Abdul-Jalil’s comments were so vague as to be practically meaningless.
However, they do reinforce the fact that Islamism generally promotes
misogynist attitudes, since his efforts to placate Islamists implied
restrictions on women’s rights. Indeed, wherever Islamists have seized
power, whether in Iran, northern Nigeria, Afghanistan, parts of
Pakistan, and Gaza, their exercise of power has immediately and
intently focused on restricting women’s rights.

This behavior ranges from the unspeakable, and thankfully rare,
practice of stoning women, largely in rural Iran, to the sexually
paranoid restrictions by Hamas on women smoking water pipes
(cigarettes are fine) or riding on the back of motorcycles. It really
does take a hyperactive pornographic imagination to read impropriety
into those latter acts.

Another serious concern is that some of the Arab world’s deposed
secular dictatorships held up their purported advocacy of women’s
issues as a false sign of progress, thereby tainting the agenda.

In Egypt, for example, the Mubarak regime was associated with efforts
to strongly discourage female genital mutilation.

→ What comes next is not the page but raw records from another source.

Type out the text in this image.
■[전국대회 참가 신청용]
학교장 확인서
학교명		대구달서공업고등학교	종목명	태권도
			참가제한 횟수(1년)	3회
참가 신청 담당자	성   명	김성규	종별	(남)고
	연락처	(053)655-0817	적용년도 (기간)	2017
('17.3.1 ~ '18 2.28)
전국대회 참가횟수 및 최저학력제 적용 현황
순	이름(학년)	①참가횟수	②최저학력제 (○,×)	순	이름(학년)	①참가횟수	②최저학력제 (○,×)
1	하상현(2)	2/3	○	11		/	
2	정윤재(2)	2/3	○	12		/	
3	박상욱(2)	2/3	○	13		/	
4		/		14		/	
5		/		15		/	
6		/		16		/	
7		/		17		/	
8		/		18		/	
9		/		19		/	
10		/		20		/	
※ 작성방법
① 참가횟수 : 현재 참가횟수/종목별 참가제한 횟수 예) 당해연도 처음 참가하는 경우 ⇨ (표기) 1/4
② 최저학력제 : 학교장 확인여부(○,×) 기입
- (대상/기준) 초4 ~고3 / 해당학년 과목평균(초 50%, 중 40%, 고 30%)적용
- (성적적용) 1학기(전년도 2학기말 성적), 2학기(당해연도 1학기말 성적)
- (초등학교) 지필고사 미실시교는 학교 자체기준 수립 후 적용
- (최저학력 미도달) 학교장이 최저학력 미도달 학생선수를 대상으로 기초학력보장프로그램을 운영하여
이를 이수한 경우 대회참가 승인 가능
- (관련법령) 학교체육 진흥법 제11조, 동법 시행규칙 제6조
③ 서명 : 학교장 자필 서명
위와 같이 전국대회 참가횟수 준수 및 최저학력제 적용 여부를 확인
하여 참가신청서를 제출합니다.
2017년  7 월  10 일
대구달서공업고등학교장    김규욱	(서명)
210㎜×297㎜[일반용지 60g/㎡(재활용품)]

While this practice
has absolutely nothing to do with Islam, and is enforced as
enthusiastically by Egyptian Coptic Christians and some African
animists as by some Muslims, the Muslim Brotherhood was always in
practice opposed to official efforts to suppress it.

The Brotherhood’s official position is that female genital mutilation
is neither “halal” (required) nor “haram” (forbidden). Therefore, it
should be religiously permissible, and, indeed unobjectionable, from
their point of view for a government to outlaw it.

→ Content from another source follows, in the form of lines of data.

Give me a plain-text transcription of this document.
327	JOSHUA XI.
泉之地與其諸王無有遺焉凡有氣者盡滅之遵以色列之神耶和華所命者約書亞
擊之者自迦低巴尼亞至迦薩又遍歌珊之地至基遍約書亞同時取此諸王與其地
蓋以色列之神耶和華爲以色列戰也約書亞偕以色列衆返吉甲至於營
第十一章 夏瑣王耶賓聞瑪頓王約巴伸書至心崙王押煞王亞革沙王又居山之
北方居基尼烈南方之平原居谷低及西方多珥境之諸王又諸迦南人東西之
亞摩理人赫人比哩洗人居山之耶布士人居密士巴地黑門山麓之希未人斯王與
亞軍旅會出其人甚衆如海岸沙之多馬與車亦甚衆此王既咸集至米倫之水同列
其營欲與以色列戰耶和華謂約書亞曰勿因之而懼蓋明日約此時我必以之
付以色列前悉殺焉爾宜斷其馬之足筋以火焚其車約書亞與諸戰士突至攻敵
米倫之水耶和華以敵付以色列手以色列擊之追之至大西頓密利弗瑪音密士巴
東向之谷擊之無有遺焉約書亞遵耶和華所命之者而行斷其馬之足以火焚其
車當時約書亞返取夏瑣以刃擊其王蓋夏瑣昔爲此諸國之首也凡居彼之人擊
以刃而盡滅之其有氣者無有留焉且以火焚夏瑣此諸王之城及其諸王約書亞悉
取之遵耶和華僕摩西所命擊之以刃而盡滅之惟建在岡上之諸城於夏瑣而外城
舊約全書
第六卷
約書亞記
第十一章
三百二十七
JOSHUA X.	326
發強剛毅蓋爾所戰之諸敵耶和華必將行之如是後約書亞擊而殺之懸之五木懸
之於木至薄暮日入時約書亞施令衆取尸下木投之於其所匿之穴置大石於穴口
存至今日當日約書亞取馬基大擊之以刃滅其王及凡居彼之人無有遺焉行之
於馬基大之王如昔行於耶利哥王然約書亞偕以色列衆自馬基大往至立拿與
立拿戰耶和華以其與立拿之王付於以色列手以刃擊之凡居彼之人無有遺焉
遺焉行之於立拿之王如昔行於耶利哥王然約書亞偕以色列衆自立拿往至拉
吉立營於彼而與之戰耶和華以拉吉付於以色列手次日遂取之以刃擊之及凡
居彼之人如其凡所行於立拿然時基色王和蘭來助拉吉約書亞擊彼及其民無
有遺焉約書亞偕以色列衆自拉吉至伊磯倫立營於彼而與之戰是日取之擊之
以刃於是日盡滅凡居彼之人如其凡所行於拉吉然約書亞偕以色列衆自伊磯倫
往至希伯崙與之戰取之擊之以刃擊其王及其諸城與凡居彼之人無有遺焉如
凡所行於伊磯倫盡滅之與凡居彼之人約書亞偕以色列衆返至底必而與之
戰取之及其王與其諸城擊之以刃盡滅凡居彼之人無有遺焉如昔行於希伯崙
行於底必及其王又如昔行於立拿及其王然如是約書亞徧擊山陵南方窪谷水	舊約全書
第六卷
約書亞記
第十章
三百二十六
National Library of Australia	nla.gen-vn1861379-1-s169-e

During the Mubarak era, the Muslim Brotherhood objected to the
distribution of leaflets calling female genital mutilation
“un-Islamic.” This suggests that the Brotherhood is more sympathetic
to genital mutilation than it cares to admit, or is more socially
conservative than its theological positions require. Efforts to
suppress this unspeakable atrocity will be difficult to resurrect in
the near future, as opposition to female genital mutilation is now
closely associated with the hated former regime, especially the former
first lady.

Conservatism the world over instinctively holds that tradition
contains wisdom. Even some American neoconservatives who originated on
the left like Irving Kristol eventually came to champion tradition for
its own sake.

Among contemporary Islamists, this impulse is compounded by the
tendency to privilege anything that has a chronological proximity to
the era of Revelation. This suggests that anything that happened in or
around the time of the Prophet Mohammed is, by definition, closer to
authentic and proper religious and social practice than anything that
emerged later. This, of course, derogates the overwhelming bulk of
Islamic civilization, not to mention much of contemporary Arab
culture.

Religious conservatism invariably focuses on social and sexual
control. Women are the most immediate targets and primary focus of the
authoritarianism of the religious right, wherever they may be. As
Islamists seem to be finally getting their chance at gaining a share
of power in the Arab world, the greatest and most immediate danger
they pose is to women’s rights. That is why it is up to everyone else,
including both secularists and religious moderates, to insist on the
introduction of inviolable constitutional principles protecting the
rights of individuals, women and minorities.

Socially conservative Arab parties have a right to participate in
government, but not to reduce women to second-class citizenship.